Legendary horror director George A. Romero has died at 77.
The filmmaker reportedly passed away Sunday in his sleep following a “brief but aggressive battle with lung cancer.”
Although he was born in the Bronx, New York...but was a true Pittsburgher! After graduating from Carnegie Mellon, Romero used a lot of locations around the Pittsburgh for several of his films.
Romero is best known for creating the modern zombie genre with the 1968 movie Night of the Living Dead, which he co-wrote and directed.
Romero also directed the movies Dawn of the Dead, Creepshow, The Dark Half and, most recently, Survival of the Dead (2009).
According to his manager, Chris Roe, the father of zombie films slipped away peacefully listening to the score of “The Quiet Man” with his wife Suzanne Desrocher, and his daughter, Tina Romero, by his side.

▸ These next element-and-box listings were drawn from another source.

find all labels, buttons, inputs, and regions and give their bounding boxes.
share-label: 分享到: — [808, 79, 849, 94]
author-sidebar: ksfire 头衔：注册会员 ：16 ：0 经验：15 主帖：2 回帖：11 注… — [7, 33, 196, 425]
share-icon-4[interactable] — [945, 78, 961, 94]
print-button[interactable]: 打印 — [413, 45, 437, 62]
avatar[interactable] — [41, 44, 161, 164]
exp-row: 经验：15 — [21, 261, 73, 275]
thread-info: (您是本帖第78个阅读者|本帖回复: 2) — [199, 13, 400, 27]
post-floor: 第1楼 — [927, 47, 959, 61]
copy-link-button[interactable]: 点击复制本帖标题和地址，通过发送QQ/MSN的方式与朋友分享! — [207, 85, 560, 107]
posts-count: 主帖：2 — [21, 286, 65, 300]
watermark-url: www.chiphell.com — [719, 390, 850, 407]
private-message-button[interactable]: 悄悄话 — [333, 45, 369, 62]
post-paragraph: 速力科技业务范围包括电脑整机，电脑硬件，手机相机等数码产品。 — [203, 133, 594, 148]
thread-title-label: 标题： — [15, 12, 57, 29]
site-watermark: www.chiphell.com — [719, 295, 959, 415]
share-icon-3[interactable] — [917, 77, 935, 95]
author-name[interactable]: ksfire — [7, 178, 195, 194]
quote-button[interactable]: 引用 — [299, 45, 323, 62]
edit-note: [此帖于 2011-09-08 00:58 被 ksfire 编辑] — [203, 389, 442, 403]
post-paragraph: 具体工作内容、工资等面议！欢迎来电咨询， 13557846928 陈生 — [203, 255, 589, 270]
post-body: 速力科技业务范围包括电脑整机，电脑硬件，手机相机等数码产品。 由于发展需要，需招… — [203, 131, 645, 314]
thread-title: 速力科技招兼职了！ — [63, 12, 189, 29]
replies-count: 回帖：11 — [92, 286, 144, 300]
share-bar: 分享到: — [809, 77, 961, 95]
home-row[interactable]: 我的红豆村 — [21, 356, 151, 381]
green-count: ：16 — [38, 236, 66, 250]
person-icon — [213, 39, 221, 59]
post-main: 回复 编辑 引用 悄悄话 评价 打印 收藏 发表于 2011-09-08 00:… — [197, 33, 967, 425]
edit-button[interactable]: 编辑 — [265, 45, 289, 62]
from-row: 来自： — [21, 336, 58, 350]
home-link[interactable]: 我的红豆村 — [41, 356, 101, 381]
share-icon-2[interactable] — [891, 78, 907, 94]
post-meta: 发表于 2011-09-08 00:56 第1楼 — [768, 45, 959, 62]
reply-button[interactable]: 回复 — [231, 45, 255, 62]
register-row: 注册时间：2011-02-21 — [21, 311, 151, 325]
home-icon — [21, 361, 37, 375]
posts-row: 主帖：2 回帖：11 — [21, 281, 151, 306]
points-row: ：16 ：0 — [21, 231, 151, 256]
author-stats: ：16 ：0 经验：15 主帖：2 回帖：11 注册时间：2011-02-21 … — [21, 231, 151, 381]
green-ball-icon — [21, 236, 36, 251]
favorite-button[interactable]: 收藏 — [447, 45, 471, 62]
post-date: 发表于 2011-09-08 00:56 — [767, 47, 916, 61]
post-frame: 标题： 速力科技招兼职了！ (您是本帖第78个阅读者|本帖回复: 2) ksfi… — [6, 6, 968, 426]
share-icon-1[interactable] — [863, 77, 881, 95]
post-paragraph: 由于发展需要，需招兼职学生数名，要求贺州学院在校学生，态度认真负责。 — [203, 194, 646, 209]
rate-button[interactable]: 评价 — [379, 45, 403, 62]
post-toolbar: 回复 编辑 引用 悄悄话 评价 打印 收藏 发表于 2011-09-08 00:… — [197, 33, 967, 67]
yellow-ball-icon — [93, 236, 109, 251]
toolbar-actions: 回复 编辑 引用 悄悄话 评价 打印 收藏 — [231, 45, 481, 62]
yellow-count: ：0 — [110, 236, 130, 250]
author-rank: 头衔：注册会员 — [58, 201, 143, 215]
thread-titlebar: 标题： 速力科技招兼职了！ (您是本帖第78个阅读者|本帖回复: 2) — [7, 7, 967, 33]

Romero is best known for classics like “Night of the Living Dead” – which allegedly reinvented the movie zombie by giving them rules – they move slow, lust for human flesh, and can only be killed if they’re shot in the head. If they bite a human, the person dies and returns as a zombie. But his zombies were metaphors for conformity, racism, mall culture, militarism, class differences and other social ills.
Stephen King, Guillermo del Toro, and others weighed in on George’s death. In addition to his wife and daughter, he also leaves behind two sons – Andrew and Cam, whose mother is Christine Romero.